Contour is introducing a hands-free video camera today that can mark your location as it records high-definition video.

The ContourGPS video camera has global positioning system (GPS) navigation built into it. The camera, which comes with goggles attached, is targeted at outdoor enthusiasts who like to take video while they’re on hikes, skydiving, or otherwise doing something that requires they have both of their hands free. Users can share videos online with a community of like-minded adventurers and can share stories about their videos. The site combines video playback with an online map.

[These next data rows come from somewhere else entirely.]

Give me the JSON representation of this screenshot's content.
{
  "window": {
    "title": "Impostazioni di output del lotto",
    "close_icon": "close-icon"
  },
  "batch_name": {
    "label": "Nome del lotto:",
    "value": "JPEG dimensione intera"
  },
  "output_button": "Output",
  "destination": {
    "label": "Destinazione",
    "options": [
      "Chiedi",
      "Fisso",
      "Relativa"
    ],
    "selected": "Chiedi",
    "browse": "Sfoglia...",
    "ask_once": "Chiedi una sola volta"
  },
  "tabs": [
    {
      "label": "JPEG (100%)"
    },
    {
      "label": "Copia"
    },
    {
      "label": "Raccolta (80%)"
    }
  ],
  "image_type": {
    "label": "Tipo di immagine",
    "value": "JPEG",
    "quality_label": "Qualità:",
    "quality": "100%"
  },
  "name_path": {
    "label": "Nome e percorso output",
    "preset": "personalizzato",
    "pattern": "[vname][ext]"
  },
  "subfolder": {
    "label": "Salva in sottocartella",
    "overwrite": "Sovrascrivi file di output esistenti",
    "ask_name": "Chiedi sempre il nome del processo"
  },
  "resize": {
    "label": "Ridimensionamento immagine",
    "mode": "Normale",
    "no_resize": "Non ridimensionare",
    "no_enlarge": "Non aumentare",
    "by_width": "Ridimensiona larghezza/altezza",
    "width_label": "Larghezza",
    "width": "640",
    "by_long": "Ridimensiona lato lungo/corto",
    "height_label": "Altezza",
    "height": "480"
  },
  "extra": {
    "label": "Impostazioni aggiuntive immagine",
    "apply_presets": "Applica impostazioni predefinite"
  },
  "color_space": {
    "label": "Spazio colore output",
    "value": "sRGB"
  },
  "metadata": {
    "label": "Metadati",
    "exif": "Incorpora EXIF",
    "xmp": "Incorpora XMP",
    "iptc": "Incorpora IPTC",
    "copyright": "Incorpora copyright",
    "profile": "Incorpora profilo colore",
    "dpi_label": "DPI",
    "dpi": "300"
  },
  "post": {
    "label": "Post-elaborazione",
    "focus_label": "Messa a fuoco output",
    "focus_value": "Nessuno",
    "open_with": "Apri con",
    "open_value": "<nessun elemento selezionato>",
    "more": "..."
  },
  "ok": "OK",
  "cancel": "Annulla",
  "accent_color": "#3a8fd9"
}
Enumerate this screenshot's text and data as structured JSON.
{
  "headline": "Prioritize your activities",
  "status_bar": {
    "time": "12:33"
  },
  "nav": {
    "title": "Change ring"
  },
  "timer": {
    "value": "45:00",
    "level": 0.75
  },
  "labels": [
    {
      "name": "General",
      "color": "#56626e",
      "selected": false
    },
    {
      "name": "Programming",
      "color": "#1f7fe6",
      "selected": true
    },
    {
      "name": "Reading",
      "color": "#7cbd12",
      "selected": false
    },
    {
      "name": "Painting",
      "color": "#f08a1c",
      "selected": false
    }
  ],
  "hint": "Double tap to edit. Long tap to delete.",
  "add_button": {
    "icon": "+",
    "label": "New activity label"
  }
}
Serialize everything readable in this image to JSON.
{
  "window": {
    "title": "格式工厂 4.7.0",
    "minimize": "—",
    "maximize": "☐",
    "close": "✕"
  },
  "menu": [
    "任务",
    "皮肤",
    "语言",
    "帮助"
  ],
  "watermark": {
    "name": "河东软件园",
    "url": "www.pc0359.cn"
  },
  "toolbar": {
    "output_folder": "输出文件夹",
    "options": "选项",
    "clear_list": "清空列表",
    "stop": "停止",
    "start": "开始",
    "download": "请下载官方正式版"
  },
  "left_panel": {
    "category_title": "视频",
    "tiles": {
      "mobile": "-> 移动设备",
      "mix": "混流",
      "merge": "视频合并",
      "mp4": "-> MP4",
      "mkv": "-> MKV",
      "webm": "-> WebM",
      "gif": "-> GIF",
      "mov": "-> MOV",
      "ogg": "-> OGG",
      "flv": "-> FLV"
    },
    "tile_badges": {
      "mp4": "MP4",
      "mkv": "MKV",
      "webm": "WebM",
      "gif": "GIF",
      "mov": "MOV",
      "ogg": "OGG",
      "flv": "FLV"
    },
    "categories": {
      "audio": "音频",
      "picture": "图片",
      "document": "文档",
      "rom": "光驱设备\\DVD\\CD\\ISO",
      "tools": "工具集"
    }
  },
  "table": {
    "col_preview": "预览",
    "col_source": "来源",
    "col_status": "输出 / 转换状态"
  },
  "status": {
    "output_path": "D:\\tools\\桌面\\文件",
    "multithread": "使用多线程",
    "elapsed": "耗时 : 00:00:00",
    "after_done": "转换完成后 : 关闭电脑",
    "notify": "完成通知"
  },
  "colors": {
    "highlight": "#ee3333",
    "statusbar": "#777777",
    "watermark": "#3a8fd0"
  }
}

The product is a cool gadget that foretells how video and location technology are going to spread in the future. Marc Barros (right), chief executive of Contour, formerly known as VHoldR, said that GPS allows explorers to map their own adventures and discover new places posted by other users. It’s like combining a Flip video camera, the YouTube user-generated video site, and Google Maps together into a single easy-to-use product, Barros said.

Contour GPS captures location once per second with high accuracy. It comes with Contour Storyteller, an application for the Mac or PC that lets you edit and organize your videos. The Seattle company’s web site, Contour.com, will let users watch a ski run down a mountain while tracking its progress, speed and elevation on a map.

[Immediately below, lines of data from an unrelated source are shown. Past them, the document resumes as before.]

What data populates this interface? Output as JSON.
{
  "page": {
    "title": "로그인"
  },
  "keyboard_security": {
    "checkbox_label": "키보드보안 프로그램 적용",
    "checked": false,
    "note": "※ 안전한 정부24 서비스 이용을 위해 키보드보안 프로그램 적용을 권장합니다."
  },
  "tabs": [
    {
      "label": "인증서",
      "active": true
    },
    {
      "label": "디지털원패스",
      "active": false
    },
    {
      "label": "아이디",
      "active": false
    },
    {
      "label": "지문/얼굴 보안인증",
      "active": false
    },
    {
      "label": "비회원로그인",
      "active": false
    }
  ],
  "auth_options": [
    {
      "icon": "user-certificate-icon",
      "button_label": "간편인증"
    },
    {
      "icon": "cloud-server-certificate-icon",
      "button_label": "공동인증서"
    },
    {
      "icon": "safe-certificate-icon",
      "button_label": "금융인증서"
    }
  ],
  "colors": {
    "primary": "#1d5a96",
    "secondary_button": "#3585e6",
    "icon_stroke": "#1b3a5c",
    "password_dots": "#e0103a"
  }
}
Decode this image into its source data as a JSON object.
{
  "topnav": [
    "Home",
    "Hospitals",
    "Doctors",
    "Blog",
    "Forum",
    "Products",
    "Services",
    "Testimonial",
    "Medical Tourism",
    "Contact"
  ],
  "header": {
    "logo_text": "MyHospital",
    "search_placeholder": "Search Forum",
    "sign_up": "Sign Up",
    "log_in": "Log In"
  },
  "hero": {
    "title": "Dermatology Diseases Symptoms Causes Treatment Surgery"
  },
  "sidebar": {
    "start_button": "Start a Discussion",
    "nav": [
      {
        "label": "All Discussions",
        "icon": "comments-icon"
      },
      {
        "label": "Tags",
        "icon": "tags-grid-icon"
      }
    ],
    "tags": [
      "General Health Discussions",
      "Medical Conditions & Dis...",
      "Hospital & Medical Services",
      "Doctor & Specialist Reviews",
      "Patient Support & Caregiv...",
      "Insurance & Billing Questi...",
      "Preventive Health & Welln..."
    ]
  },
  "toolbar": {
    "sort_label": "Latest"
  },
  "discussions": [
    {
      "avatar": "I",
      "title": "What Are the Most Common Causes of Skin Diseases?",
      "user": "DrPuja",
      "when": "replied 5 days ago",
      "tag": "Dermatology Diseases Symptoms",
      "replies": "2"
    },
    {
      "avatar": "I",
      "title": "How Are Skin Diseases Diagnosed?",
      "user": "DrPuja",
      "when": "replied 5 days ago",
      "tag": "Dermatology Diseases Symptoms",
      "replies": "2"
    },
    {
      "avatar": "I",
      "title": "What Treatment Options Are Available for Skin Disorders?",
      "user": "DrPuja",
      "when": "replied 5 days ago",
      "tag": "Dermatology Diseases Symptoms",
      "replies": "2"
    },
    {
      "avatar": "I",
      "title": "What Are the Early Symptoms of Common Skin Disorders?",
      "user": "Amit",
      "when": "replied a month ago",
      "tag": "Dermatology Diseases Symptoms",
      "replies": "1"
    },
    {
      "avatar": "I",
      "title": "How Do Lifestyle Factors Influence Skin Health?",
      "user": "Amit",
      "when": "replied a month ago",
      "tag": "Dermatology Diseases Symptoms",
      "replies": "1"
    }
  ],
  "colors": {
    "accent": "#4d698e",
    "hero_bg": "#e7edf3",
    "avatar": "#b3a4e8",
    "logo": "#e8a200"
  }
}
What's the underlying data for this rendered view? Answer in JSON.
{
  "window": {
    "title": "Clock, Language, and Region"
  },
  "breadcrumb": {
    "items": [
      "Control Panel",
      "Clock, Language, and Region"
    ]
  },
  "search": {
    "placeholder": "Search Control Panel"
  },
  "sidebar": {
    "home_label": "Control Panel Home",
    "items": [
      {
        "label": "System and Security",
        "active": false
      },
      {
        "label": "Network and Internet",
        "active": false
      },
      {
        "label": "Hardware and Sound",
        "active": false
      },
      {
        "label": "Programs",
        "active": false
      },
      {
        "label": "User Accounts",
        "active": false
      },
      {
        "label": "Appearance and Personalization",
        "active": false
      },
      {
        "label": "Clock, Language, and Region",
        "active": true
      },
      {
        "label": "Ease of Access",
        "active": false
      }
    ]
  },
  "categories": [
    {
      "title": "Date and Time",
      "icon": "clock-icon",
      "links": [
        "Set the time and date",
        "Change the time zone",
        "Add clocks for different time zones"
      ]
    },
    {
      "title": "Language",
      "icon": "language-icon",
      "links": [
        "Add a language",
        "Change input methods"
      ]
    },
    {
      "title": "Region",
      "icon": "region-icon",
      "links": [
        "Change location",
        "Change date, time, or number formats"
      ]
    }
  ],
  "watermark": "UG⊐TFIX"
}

“We call this new form of storytelling “Video Mapping” said Barros. “The inclusion of GPS brings a whole new level of context to any video, making location, speed, time, and conditions as important as what you recorded.”

The company is targeting the estimated 100 million outdoor enthusiasts around the world. It’s new camera costs $349 and will be shipping worldwide in the coming days on web sites such as Amazon.com, Helmet Camera Central, and POV Cameras.

Contour started out as VholdR, making cameras for outdoor enthusiasts. It was founded by Barros and another colleague in 2004 as part of an entry into a University of Washington business plan competition. The company won third place and $20,000. It has 35 employees. Rivals include hands-free camera maker GoPro. Barros said the company is profitable and has had a string of successful outdoor cameras. The company raised $1 million at the end of 2007 from angel investors and made it onto the Inc. 500 list this year, at No. 183, by growing revenues 1,500 percent over three years.